Hi I'm a class java.lang.String
Am I a string? true
Am I a long? false
------------------
Hi I'm a class java.lang.Long
Am I a string? false
Am I a long? true

Seems like type information is readily available at runtime. What am I missing here?

Answer 1

You can determine the type of any given object in genericField at runtime, but you cannot determine the difference between a TestClass<X> and a TestClass<Y> at runtime without examining some members that you know happen to be constrained by the generic type. That is you cannot determine the type parameter of a TestClass<...> given an instance of a TestClass alone.

Your code displays the type of genericField's value, not the parameterized type of the TestClass instance. Try printing this.getClass() and you'll see its identical in both cases.

What you are "missing" is this: You are (understandably) making an incorrect connection between the fact that genericField itself holds an object (with a type) and the fact that TestClass has a generic type parameter. You are confusing the ability to determine the type of genericFields value with the ability to determine the type parameter specified to a TestClass.

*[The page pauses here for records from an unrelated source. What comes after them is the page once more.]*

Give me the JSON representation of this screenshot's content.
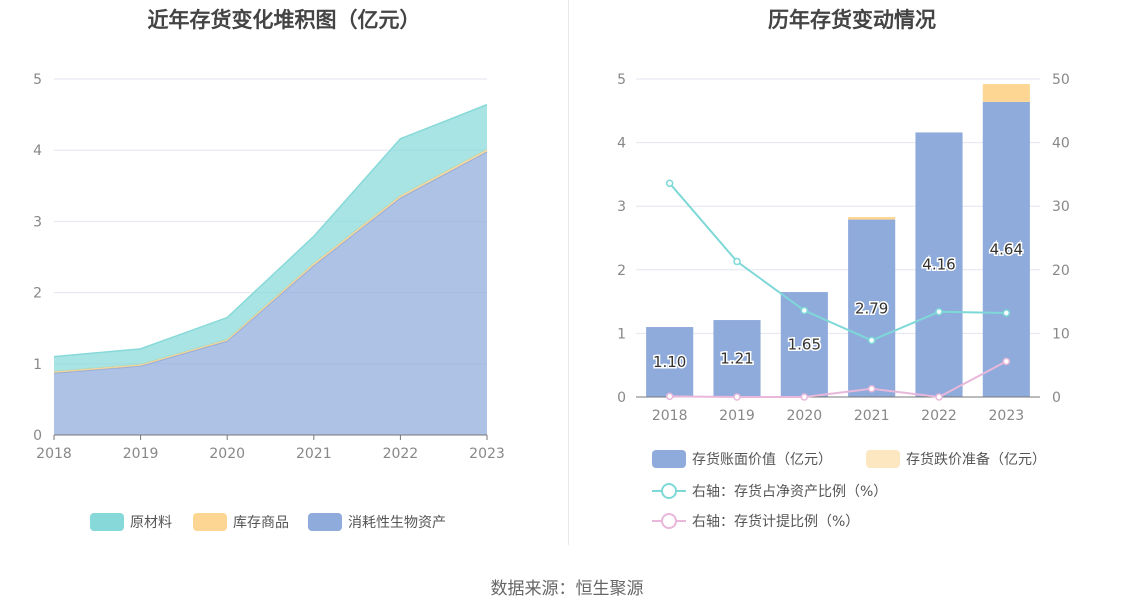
{
  "source_text": "数据来源：恒生聚源",
  "colors": {
    "raw": "#87d9d9",
    "goods": "#fdd693",
    "bio": "#8fabdc",
    "book": "#8fabdc",
    "reserve": "#fde7c0",
    "ratio_line": "#7fd8d8",
    "provision_line": "#e8b7da",
    "grid": "#e3e6f0"
  },
  "chart_data": [
    {
      "type": "area",
      "stacked": true,
      "title": "近年存货变化堆积图（亿元）",
      "x": [
        "2018",
        "2019",
        "2020",
        "2021",
        "2022",
        "2023"
      ],
      "ylim": [
        0,
        5
      ],
      "yticks": [
        "0",
        "1",
        "2",
        "3",
        "4",
        "5"
      ],
      "series": [
        {
          "name": "消耗性生物资产",
          "color_key": "bio",
          "values": [
            0.87,
            0.97,
            1.32,
            2.38,
            3.33,
            3.98
          ]
        },
        {
          "name": "库存商品",
          "color_key": "goods",
          "values": [
            0.02,
            0.02,
            0.02,
            0.03,
            0.03,
            0.03
          ]
        },
        {
          "name": "原材料",
          "color_key": "raw",
          "values": [
            0.21,
            0.22,
            0.31,
            0.38,
            0.8,
            0.63
          ]
        }
      ],
      "legend_order": [
        "原材料",
        "库存商品",
        "消耗性生物资产"
      ],
      "legend": "bottom",
      "grid": true
    },
    {
      "type": "bar",
      "title": "历年存货变动情况",
      "categories": [
        "2018",
        "2019",
        "2020",
        "2021",
        "2022",
        "2023"
      ],
      "ylim": [
        0,
        5
      ],
      "yticks": [
        "0",
        "1",
        "2",
        "3",
        "4",
        "5"
      ],
      "y2lim": [
        0,
        50
      ],
      "y2ticks": [
        "0",
        "10",
        "20",
        "30",
        "40",
        "50"
      ],
      "bar_series": [
        {
          "name": "存货账面价值（亿元）",
          "color_key": "book",
          "values": [
            1.1,
            1.21,
            1.65,
            2.79,
            4.16,
            4.64
          ],
          "labels": [
            "1.10",
            "1.21",
            "1.65",
            "2.79",
            "4.16",
            "4.64"
          ]
        },
        {
          "name": "存货跌价准备（亿元）",
          "color_key": "reserve",
          "values": [
            0,
            0,
            0,
            0.04,
            0,
            0.28
          ]
        }
      ],
      "line_series": [
        {
          "name": "右轴：存货占净资产比例（%）",
          "color_key": "ratio_line",
          "values": [
            33.6,
            21.3,
            13.6,
            8.9,
            13.4,
            13.2
          ]
        },
        {
          "name": "右轴：存货计提比例（%）",
          "color_key": "provision_line",
          "values": [
            0.1,
            0.0,
            0.0,
            1.3,
            0.0,
            5.6
          ]
        }
      ],
      "legend": "bottom",
      "grid": true
    }
  ]
}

That is, while you can deduce what the type parameter was based on your knowledge that genericField is T, this is not the same as directly being able to determine what T was, which is impossible.

Another way to look at the previous paragraph is to consider these points:

• If TestClass had no members of type T then there's no other way you could extract T. Your code only "determines" what T was based on your own personal knowledge that genericField was declared as holding that same type (and therefore the object in it must be of that type, and therefore you can conclude that the generic parameter was likely that same type or some supertype of it).

• If you did not use generics, and genericField was just an Object, you'd still be able to determine the type of the object in genericField. That is, its type is "independent" of the generic type, except when you use generics the compiler places a constraint on the type. It's still just an arbitrary object after compilation, regardless of whether or not you used generics (which are really just a convenience, as you could do all of this without generics and just use Object and lots of casts instead).

Consider also the possibility of a TestClass<Base>, where genericField was assigned a Derived. Your code would correctly show that genericField was a Derived, but you have no way of knowing that the type parameter was a Base vs. a Derived, because the information was erased.

---

Also, to ram the above points home even further:

TestClass<String> genericString = new TestClass<String>("Hello");
TestClass<?> kludge = genericString;
TestClass<Long> genericLongButNotReally = (TestClass<Long>)kludge;

genericLongButNotReally.printTypeInfo();

Outputs the info for a String (this is why those "unchecked conversion" warnings are given, to prevent strange things like this), not caring about the fact that genericLongButNotReally was specified with a Long type parameter. The kludge is necessary to circumvent the good protection that the compiler offers when you use generic types; but at runtime it does not care.

Answer 2

TestClass<Number> genericNumber = new TestClass<>(42L);
genericNumber.printTypeInfo();

This will print Hi I'm a Long instead of Hi I'm a Number. You can see that genericField is a Long but you can't see that T was instantiated as Number.

Here's an example of something you can't do because of type erasure.

TestClass<?> generic = new TestClass<String>("Hello");

if (generic instanceof TestClass<String>) {
    System.out.println("It holds a string!");
}
else if (generic instanceof TestClass<Long>) {
    System.out.println("It holds a long!");
}